Ma se guardiamo quel dito pieno di amore e di misericordia comprendiamo che il vangelo è salvezza. Il Vangelo non va annacquato, non va nascosto, i comandamenti non vanno ridotti. Per questo siamo tutti adulteri e cornifichiamo continuamente il Signore. Altrimenti saremmo tutti a posto, perché abbassiamo la soglia, come con la cannabis, come con la droga, abbassandola ci stiamo tutti dentro, siamo tutti a posto, non siamo più penalizzabili. I comandamenti rimangono ma se guardiamo quel dito che li scrive che è il dito pieno di amore di Gesù, sappiamo che sono per la gioia, per la libertà, per la salvezza! Questo è il divino del cristianesimo! Tenere insieme giustizia e misericordia, legge e Vangelo, una religione esigente e insieme una religione capace di misericordia e di perdono! Per questo senza alzarsi ma muovendo solo la testa dice: “chi di voi è senza peccato scagli per primo le pietra contro di lei”. Nella Chiesa è stato sempre un vezzo accusarsi reciprocamente, dividersi, pensare di essere dalla parte del giusto e puntare il dito contro l’altro. Il peccato non va nascosto, ma nel momento in cui viene riconosciuto va messo dentro l’infinita misericordia di Dio.

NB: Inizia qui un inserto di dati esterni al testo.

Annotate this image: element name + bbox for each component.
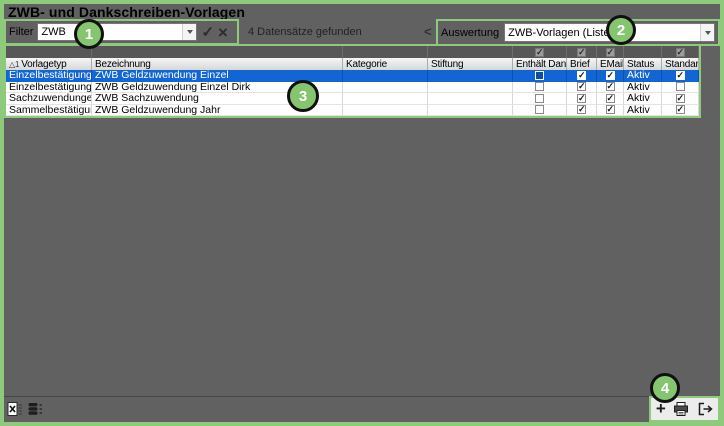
filter-standard-checkbox[interactable] [676, 48, 685, 57]
column-header-bezeichnung[interactable]: Bezeichnung [92, 58, 343, 70]
auswertung-bar: Auswertung ZWB-Vorlagen (Liste) [436, 19, 720, 46]
clear-filter-icon[interactable]: × [218, 25, 228, 40]
annotation-circle-1: 1 [74, 19, 104, 49]
cell-vorlagetyp: Sammelbestätigungen [6, 105, 92, 116]
email-checkbox[interactable] [606, 94, 615, 103]
annotation-circle-3: 3 [287, 80, 319, 112]
column-header-vorlagetyp[interactable]: △1 Vorlagetyp [6, 58, 92, 70]
auswertung-value: ZWB-Vorlagen (Liste) [505, 27, 700, 39]
apply-filter-icon[interactable]: ✓ [201, 25, 214, 40]
cell-stiftung [428, 70, 513, 81]
cell-status: Aktiv [624, 93, 662, 104]
standard-checkbox[interactable] [676, 94, 685, 103]
print-icon[interactable] [673, 401, 689, 417]
templates-table: △1 Vorlagetyp Bezeichnung Kategorie Stif… [4, 44, 701, 118]
filter-brief-checkbox[interactable] [577, 48, 586, 57]
email-checkbox[interactable] [606, 82, 615, 91]
filter-email-checkbox[interactable] [606, 48, 615, 57]
table-row[interactable]: Einzelbestätigungen ZWB Geldzuwendung Ei… [6, 82, 699, 94]
table-body: Einzelbestätigungen ZWB Geldzuwendung Ei… [6, 70, 699, 116]
cell-kategorie [343, 105, 428, 116]
filter-label: Filter [9, 26, 33, 38]
cell-vorlagetyp: Einzelbestätigungen [6, 82, 92, 93]
column-header-status[interactable]: Status [624, 58, 662, 70]
email-checkbox[interactable] [606, 105, 615, 114]
auswertung-label: Auswertung [441, 27, 499, 39]
cell-stiftung [428, 82, 513, 93]
column-header-enthaelt-dank[interactable]: Enthält Dank [513, 58, 567, 70]
brief-checkbox[interactable] [577, 71, 586, 80]
result-count: 4 Datensätze gefunden [248, 26, 362, 38]
table-row[interactable]: Sammelbestätigungen ZWB Geldzuwendung Ja… [6, 105, 699, 117]
column-header-stiftung[interactable]: Stiftung [428, 58, 513, 70]
cell-stiftung [428, 105, 513, 116]
standard-checkbox[interactable] [676, 71, 685, 80]
cell-status: Aktiv [624, 82, 662, 93]
cell-vorlagetyp: Einzelbestätigungen [6, 70, 92, 81]
collapse-chevron-icon[interactable]: < [424, 24, 432, 39]
sort-ascending-icon: △1 [9, 60, 19, 69]
enthaelt-dank-checkbox[interactable] [535, 94, 544, 103]
cell-stiftung [428, 93, 513, 104]
cell-vorlagetyp: Sachzuwendungen [6, 93, 92, 104]
cell-bezeichnung: ZWB Geldzuwendung Einzel [92, 70, 343, 81]
brief-checkbox[interactable] [577, 94, 586, 103]
enthaelt-dank-checkbox[interactable] [535, 82, 544, 91]
brief-checkbox[interactable] [577, 82, 586, 91]
page-title: ZWB- und Dankschreiben-Vorlagen [8, 4, 245, 20]
cell-status: Aktiv [624, 105, 662, 116]
dropdown-arrow-icon[interactable] [700, 24, 714, 41]
filter-enthaelt-dank-checkbox[interactable] [535, 48, 544, 57]
brief-checkbox[interactable] [577, 105, 586, 114]
table-group-row [6, 46, 699, 58]
standard-checkbox[interactable] [676, 82, 685, 91]
column-header-email[interactable]: EMail [597, 58, 624, 70]
table-header-row: △1 Vorlagetyp Bezeichnung Kategorie Stif… [6, 58, 699, 70]
annotation-circle-2: 2 [606, 15, 636, 45]
email-checkbox[interactable] [606, 71, 615, 80]
filter-input[interactable]: ZWB [37, 23, 197, 41]
enthaelt-dank-checkbox[interactable] [535, 71, 544, 80]
cell-status: Aktiv [624, 70, 662, 81]
exit-icon[interactable] [697, 401, 713, 417]
column-header-standard[interactable]: Standard [662, 58, 699, 70]
column-header-brief[interactable]: Brief [567, 58, 597, 70]
add-icon[interactable]: + [656, 401, 666, 417]
filter-value: ZWB [38, 26, 182, 38]
column-header-kategorie[interactable]: Kategorie [343, 58, 428, 70]
standard-checkbox[interactable] [676, 105, 685, 114]
enthaelt-dank-checkbox[interactable] [535, 105, 544, 114]
cell-kategorie [343, 93, 428, 104]
data-list-icon[interactable] [27, 401, 43, 417]
cell-kategorie [343, 82, 428, 93]
table-row[interactable]: Einzelbestätigungen ZWB Geldzuwendung Ei… [6, 70, 699, 82]
dropdown-arrow-icon[interactable] [182, 24, 196, 40]
filter-bar: Filter ZWB ✓ × [4, 19, 239, 45]
cell-kategorie [343, 70, 428, 81]
table-row[interactable]: Sachzuwendungen ZWB Sachzuwendung Aktiv [6, 93, 699, 105]
excel-export-icon[interactable] [7, 401, 23, 417]
annotation-circle-4: 4 [650, 373, 680, 403]
status-bar [4, 396, 720, 423]
app-window: ZWB- und Dankschreiben-Vorlagen Filter Z… [0, 0, 724, 426]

Un po’ mi vergogno al pensare che quando Gesù abbassa la testa, dai più vecchi ai più giovani se ne vanno e lasciano solo Gesù e la donna. Mi vergogno perché i più anziani in greco si dice “presbiteri” ed è il nome dei preti. Vuol dire che la misericordia deve essere di tutti noi , quale che sia il compito che nella Chiesa ognuno di noi ha. Nella Chiesa ciò che conta non è semplicemente la denuncia, essa è importante per riconoscere il peccato, ma è decisivo metterlo ai piedi di Cristo e portarlo su di noi.
Il peccato non si scarica contro qualcuno, come quelli che con le pietre volevano ammazzare quella donna, il peccato si prende su di sé. Allora la Chiesa, benché peccatrice, rimane santa, diventa unita e capace di essere missionaria. Forse non tutti mi capite ma il vangelo ha dei livelli di profondità dove non ci si arriva in cinque minuti.
Forse lo capite se vi fermate sull’ultimo punto. Ormai sono in una relazione di intimità lo sposo e la sposa. Gesù si alza, possono guardarsi con amore negli occhi. “Donna nessuno ti ha condannata” “Nessuno Signore”.
Avrete notato che non c’è nessun pentimento in quella donna, almeno a parole. Tutto è svolto nello sguardo, nella delicatezza, nel rispetto reciproco. “Neanche io ti condanno va e d’ora in poi non peccare più”.
Perché Lui dice “Neanch’ io ti condanno”? Perché Lui l’unico giusto, l’unico che avrebbe potuto prendere la pietra e tirarla, ha preferito assumerla su di sé, sarà Lui tra qualche giorno ad essere torturato umiliato e ucciso, non la donna, perché Lui è venuto a salvare ciò che era perduto, è venuto a prendere su di sé il peccato di ogni uomo, anche della sua Chiesa.
E chi vuol essere nella Chiesa come Gesù, quando ci accorgiamo per esempio dei peccati e delle fragilità dei nostri ragazzi dobbiamo riuscire ad assumerli su di noi e con passione educativa portarli davanti all’amore misericordioso di Dio. La Chiesa non deve nascondere il peccato né gli adulterii, ma li deve prendere su di sé dal momento che Lui si è fatto peccato per noi.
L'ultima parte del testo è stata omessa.